悪夢のプラグ山!心臓破りの急登が待ち受ける
前半は計画通りに自分のペースを刻む。コースははっきり言って荒れ気味だが、それも楽しい。走り始めておよそ9時間。10kmで1500mの登りが続くプラグ山の急登が始まる。
山頂が途方もなく遠く思えた苦しい中で、ランナー達と拙い英語で互いに励ましあった。それは孤独な闘いの中で辛さを和らげる貴重なひとときだった。

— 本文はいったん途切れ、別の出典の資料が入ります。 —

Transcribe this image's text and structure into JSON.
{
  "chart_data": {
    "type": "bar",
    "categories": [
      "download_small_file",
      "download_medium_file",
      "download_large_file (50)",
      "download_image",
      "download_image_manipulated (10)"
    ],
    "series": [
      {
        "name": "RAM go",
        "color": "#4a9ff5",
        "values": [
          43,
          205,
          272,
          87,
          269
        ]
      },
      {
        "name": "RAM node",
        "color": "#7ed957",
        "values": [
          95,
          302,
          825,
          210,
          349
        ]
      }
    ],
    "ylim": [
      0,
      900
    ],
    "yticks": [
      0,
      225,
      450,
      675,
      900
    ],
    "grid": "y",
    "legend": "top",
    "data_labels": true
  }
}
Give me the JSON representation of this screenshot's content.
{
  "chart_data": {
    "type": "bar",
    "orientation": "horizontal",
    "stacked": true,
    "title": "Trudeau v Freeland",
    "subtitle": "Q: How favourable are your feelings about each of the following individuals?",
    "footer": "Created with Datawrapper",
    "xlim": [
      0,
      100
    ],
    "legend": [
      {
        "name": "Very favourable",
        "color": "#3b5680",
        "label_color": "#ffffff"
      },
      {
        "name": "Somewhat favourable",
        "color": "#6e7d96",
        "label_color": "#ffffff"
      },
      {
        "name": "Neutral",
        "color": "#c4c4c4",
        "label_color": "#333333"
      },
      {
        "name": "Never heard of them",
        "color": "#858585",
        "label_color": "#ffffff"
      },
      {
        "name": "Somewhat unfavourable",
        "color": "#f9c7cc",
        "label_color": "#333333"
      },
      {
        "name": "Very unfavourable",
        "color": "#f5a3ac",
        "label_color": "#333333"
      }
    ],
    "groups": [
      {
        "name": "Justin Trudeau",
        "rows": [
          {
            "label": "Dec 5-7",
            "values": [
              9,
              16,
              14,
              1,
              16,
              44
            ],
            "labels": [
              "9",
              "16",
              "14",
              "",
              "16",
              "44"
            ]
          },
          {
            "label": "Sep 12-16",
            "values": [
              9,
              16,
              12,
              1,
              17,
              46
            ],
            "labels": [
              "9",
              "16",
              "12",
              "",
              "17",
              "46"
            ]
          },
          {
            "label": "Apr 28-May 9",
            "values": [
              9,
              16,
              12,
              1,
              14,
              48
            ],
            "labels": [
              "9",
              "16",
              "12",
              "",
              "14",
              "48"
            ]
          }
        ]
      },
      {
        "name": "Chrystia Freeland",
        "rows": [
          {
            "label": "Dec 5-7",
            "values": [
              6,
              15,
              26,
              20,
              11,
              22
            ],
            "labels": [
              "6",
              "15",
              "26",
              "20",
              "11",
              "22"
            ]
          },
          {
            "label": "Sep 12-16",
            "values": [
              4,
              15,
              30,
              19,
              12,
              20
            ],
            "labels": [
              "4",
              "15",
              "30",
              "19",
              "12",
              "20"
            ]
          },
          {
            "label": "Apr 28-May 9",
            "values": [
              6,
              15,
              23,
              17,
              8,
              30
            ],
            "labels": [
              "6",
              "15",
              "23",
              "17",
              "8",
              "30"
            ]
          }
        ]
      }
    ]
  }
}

フィリピンで3番目に高いプラグ山の山頂。綺麗な日の出と雲海を楽しめることで有名。
山頂では、熱帯らしからぬ草原に霧が立ち込める幻想的な風景に心を打たれた。この先のAS4からは、15kmにわたる長い下りだ。この下りで、徐々に左膝に痛みが出てきた。

大嵐が襲う前のピンク色に染まった美しい空
突然の嵐!襲いかかる大自然と心の葛藤
スタートして20時間以上が経ち、2回目の夜は嵐となった。私はずぶ濡れになり体温と体力を奪われていく。S7付近の草むらで仮眠を取ることにした。左膝はズキズキと痛み、足の裏は水ぶくれができていた。

突如現れた緑の池に思わず足が止まる。Googleマップにはのらない穴場だ。
仮眠後、関門に向かって進み続けた。ただ体力も精神力はすでに限界だ。140km地点で「完走は不可能だ」とはっきり自覚した。時計を確認すると、40時間の制限は過ぎていた。疲れ果てて、自分がどこにいるのかさえもわからなくなっていたが、奇跡的に最後のAS11までたどり着いた。
完走したのは、158人中わずか45人。完走率は28.5%。11年の歴史の中で、過去2番目に低い完走率が過酷さを証明している。初挑戦は見事に完敗だった。しかし私は「さらに強くなって必ずリベンジを果たす」と誓った。

2024年度のHardcore Hundred Milesのレースプロフィール。ASも若干充実した。
再びフィリピンへ!リベンジを賭けた二度目の「Hardcore Hundred Miles」
2024年5月、前回の失敗を踏まえ、今回はギアを強化しトレーニングにも力を入れて、自信を深めた。
スタートは朝5時半に設定され、制限時間は44時間に延長。距離と累積標高がわずかに増加したが難易度は下がったわけではない。今回のレース戦略は、前半は体力を温存することを第一に考えた。鍵は、自分のペースを守る「Run smart」だ。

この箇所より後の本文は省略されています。